De tanto ir a la fuente, muchos cántaros acaban por romperse. Está constatado que eso ocurre en múltiples circunstancias y en diversos emplazamientos. Pero, en nuestra tierra, en Extremadura, parece que la sentencia del refranero no tiene vigencia alguna, ni metafórica ni literalmente. Porque llevamos décadas viendo cómo los cántaros se pasean de acá para allá, y no se rompen. No sé si en ello tendrá algo que ver que siempre van y vienen vacíos, y eso los protege de bamboleos y temblores. El caso es que la gente sigue comprando los recipientes para aplacar la sed, aunque solo les vendan cuencos de cerámica, bien amasados, pero sin gota del líquido elemento. Oigan, y que conste que uno no tiene nada que objetar a que cada cual elija lo que prefiera para calmar su sed. Que si la gente prefiere darle bocados a un puñado de barro, algo tendrá el material cuando lo bendicen. Pero lo que no parece ni sano, ni lógico, seguir ensimismados en espejismos de manantiales inexistentes, cuando nos estamos muriendo de sed.

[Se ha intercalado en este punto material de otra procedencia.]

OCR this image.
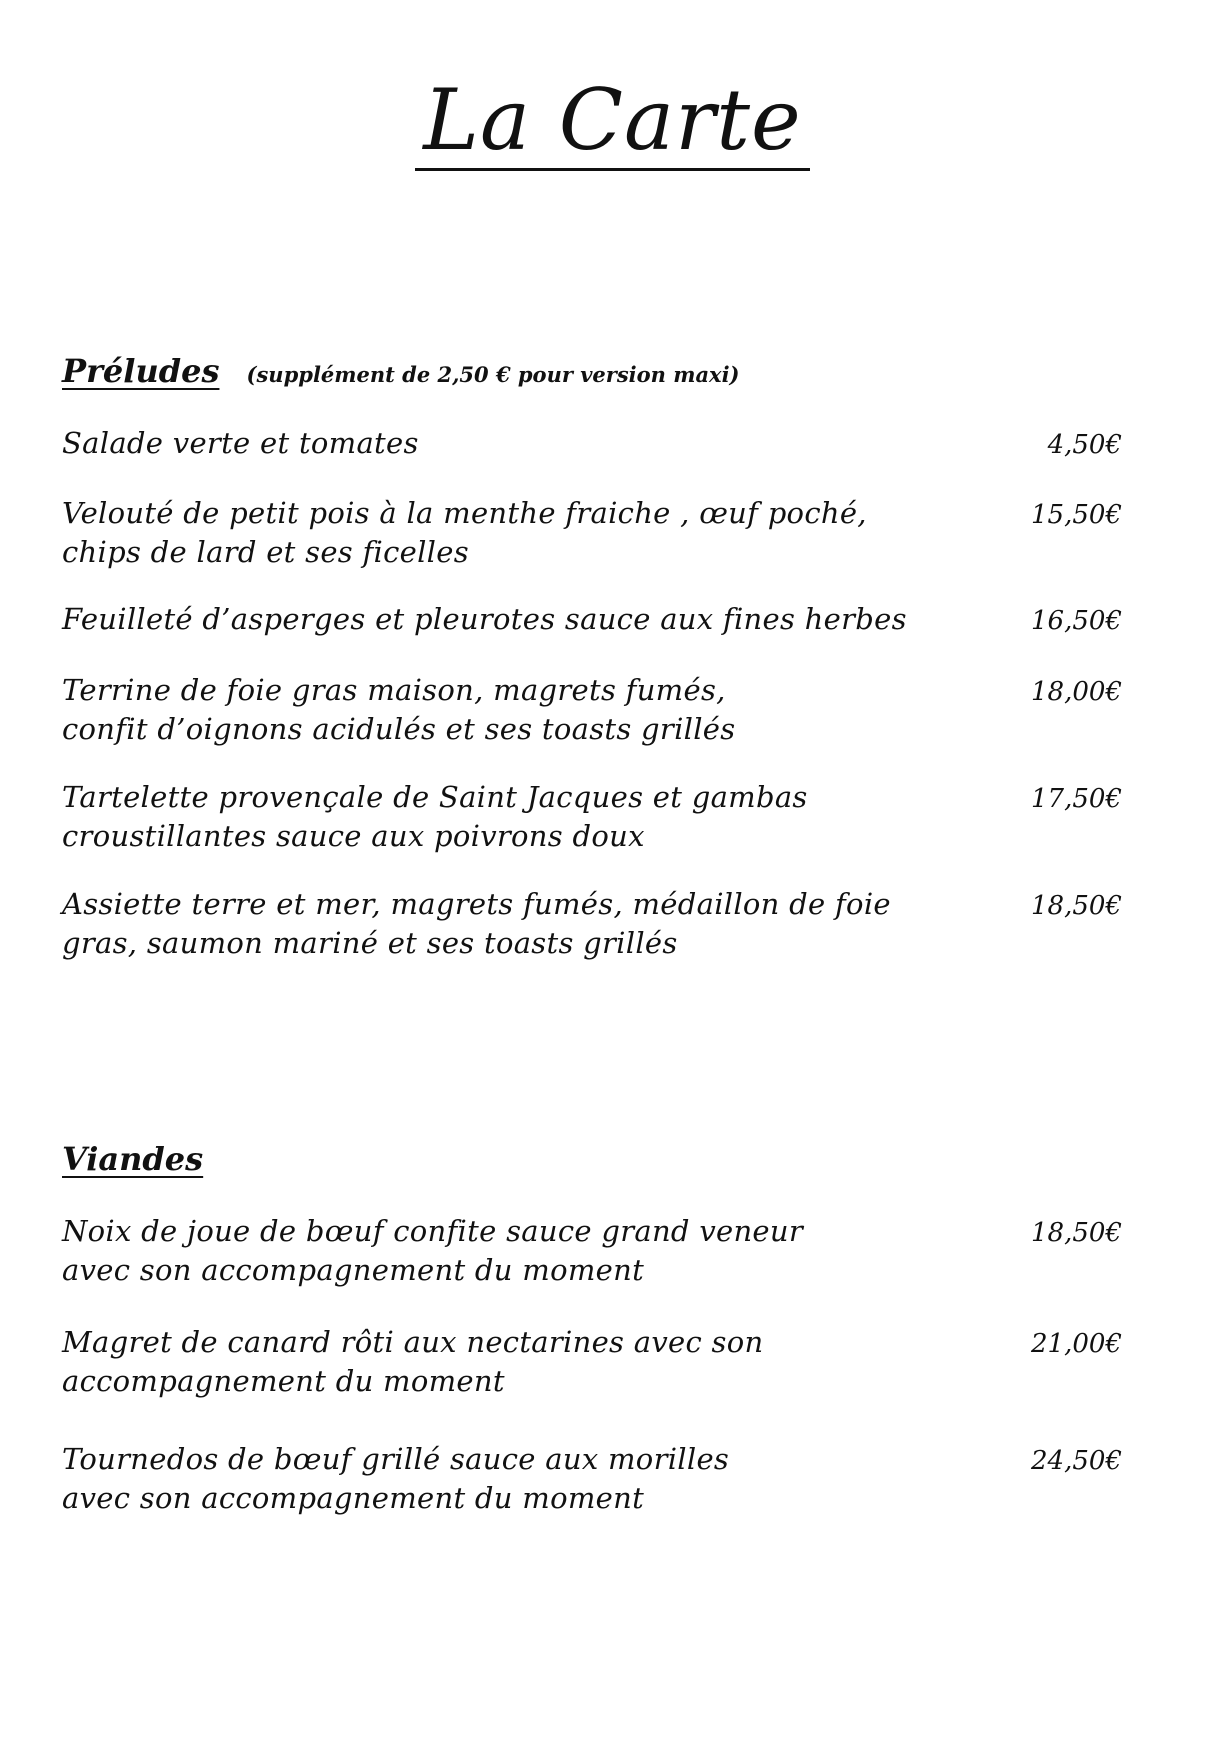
La Carte
Préludes (supplément de 2,50 € pour version maxi)
Salade verte et tomates	4,50€
Velouté de petit pois à la menthe fraiche , œuf poché,
chips de lard et ses ficelles
15,50€
Feuilleté d’asperges et pleurotes sauce aux fines herbes	16,50€
Terrine de foie gras maison, magrets fumés,
confit d’oignons acidulés et ses toasts grillés
18,00€
Tartelette provençale de Saint Jacques et gambas
croustillantes sauce aux poivrons doux
17,50€
Assiette terre et mer, magrets fumés, médaillon de foie
gras, saumon mariné et ses toasts grillés
18,50€
Viandes
Noix de joue de bœuf confite sauce grand veneur
avec son accompagnement du moment
18,50€
Magret de canard rôti aux nectarines avec son
accompagnement du moment
21,00€
Tournedos de bœuf grillé sauce aux morilles
avec son accompagnement du moment
24,50€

Y hablando de cántaros y fuentes, uno se entera de que, por no haber, en los centros educativos de nuestra región, no va a haber ni atisbo de las dichosas fuentes de agua fría a las que la Junta se comprometió tras la ola de calor del año pasado y los consiguientes debates parlamentarios. Pasó el año, con sus 365 días, y ni cántaro, ni fuentes, ni un espiche de Salvatierra con agua fresquita. Dicen los que mandan que se hizo lo que se tenía que hacer para que las fuentes estuvieran, pero que vienen de Italia y no han llegado aún. Así que, nada, a esperar, que ya llegarán. Si no para este curso, para el siguiente, o para el otro. Y que nadie se sorprenda, porque este es el proceder habitual de los poderes públicos en nuestra región. Y tampoco armemos demasiado ruido, que la voluntad mayoritaria del pueblo se ha decantado, nuevamente, por los que deambulan, de un lado para otro, con los mismos cántaros vacíos desde hace décadas. O sea: que toca seguir pasando sed, y dando gracias a Dios porque la saliva aún hidrate nuestras gargantas. Que no nos falte nunca.

*Diplomado en Magisterio.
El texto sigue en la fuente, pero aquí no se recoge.